Q: If the FDA approves Provenge, how would it fit in with current treatment?
A: The vast majority of patients are diagnosed with localized disease, which is treated with surgery or radiation.
About a third of those patients will have a recurrence — if they live long enough, they’ll have metastatic disease and
have hormone treatment. For the vast majority of those patients, that will buy them several years where their disease
is under control. But then the cells will adapt and start to grow anyway. I would estimate between 29,000 and 40,000
men are in this boat. The only treatment that has ever been shown to have any advantage for these patients was taxotere
[a chemotherapy drug from Sanofi-Aventis], shown to extend life by 3 months. But the bottom line is patients don’t
want chemotherapy. The reality will be that when the patients get to this point, they’re probably going to do the vaccine.
I think there will be a huge demand. I’ve had a lot of my own patients calling me and saying, “Can I get the vaccine?”

Q: Any idea how much Provenge will cost? Will the price influence who gets it?
A: It’s going to be a very expensive, boutique-type agent. Different from drugs or even vaccines that are in the pipeline,
this one is custom made for each individual patient with their own cells. A lot of times we use drugs off label; I don’t
think it will happen in this case because of the expense. The rumor is it will cost $20,000 per infusion. And the way
the trials have been done, it’s been three infusions per patient.
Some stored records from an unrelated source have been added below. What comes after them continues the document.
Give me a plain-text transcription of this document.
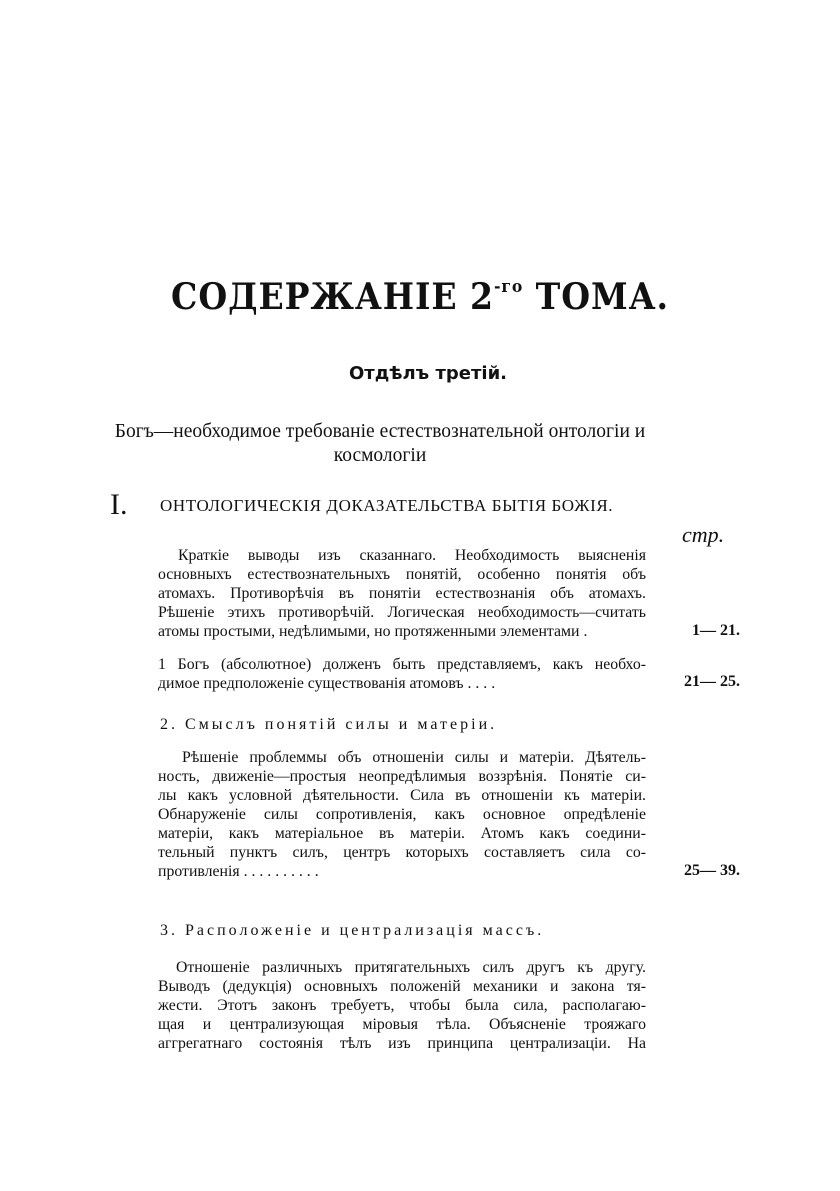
СОДЕРЖАНІЕ $2^{-го}$ ТОМА.
Отдѣлъ третій.
Богъ—необходимое требованіе естествознательной онтологіи и космологіи
I. ОНТОЛОГИЧЕСКІЯ ДОКАЗАТЕЛЬСТВА БЫТІЯ БОЖІЯ.
стр.
Краткіе выводы изъ сказаннаго. Необходимость выясненія
основныхъ естествознательныхъ понятій, особенно понятія объ
атомахъ. Противорѣчія въ понятіи естествознанія объ атомахъ.
Рѣшеніе этихъ противорѣчій. Логическая необходимость—считать
атомы простыми, недѣлимыми, но протяженными элементами .	1— 21.
1 Богъ (абсолютное) долженъ быть представляемъ, какъ необхо-
димое предположеніе существованія атомовъ . . . .	21— 25.
2. Смыслъ понятій силы и матеріи.
Рѣшеніе проблеммы объ отношеніи силы и матеріи. Дѣятель-
ность, движеніе—простыя неопредѣлимыя воззрѣнія. Понятіе си-
лы какъ условной дѣятельности. Сила въ отношеніи къ матеріи.
Обнаруженіе силы сопротивленія, какъ основное опредѣленіе
матеріи, какъ матеріальное въ матеріи. Атомъ какъ соедини-
тельный пунктъ силъ, центръ которыхъ составляетъ сила со-
противленія . . . . . . . . . .	25— 39.
3. Расположеніе и централизація массъ.
Отношеніе различныхъ притягательныхъ силъ другъ къ другу.
Выводъ (дедукція) основныхъ положеній механики и закона тя-
жести. Этотъ законъ требуетъ, чтобы была сила, располагаю-
щая и централизующая міровыя тѣла. Объясненіе трояжаго
аггрегатнаго состоянія тѣлъ изъ принципа централизаціи. На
Q: The clinical studies failed to meet their goals, but suggested the vaccine prolongs survival for four months.
Is that significant?

A: You set up a study and you say my primary endpoint is time to progression, and my secondary endpoint is delaying
time to pain. They failed on that. They were disappointed, and I’m sure they had statisticians come in and say, “How
can we carve up the data and get something out of the study? And they were like, “Holy cow, at 36 months, only 10%
of those on placebo were still alive, but you’ve got a third of those on Provenge still alive.”

Q: Do you think the FDA will follow the committee’s advice?
It’s hard to guess. Would they approve a drug based on one very small study that was sort of done backwards?
A committee looks at it and votes 13-4 to approve. I don’t know what they will do. Will they approve?
Or will they say, “Listen, you’ve got this other big study that’s going on and maybe we should wait a year and see
what that says.”

Q: What’s the bottom line for Provenge?
We need it. There’s little toxicity. If the larger study validates the first study, or clinical experience validates it, it will be
a step forward for men with prostate cancer, and for this whole idea of using the immune system to fight cancer.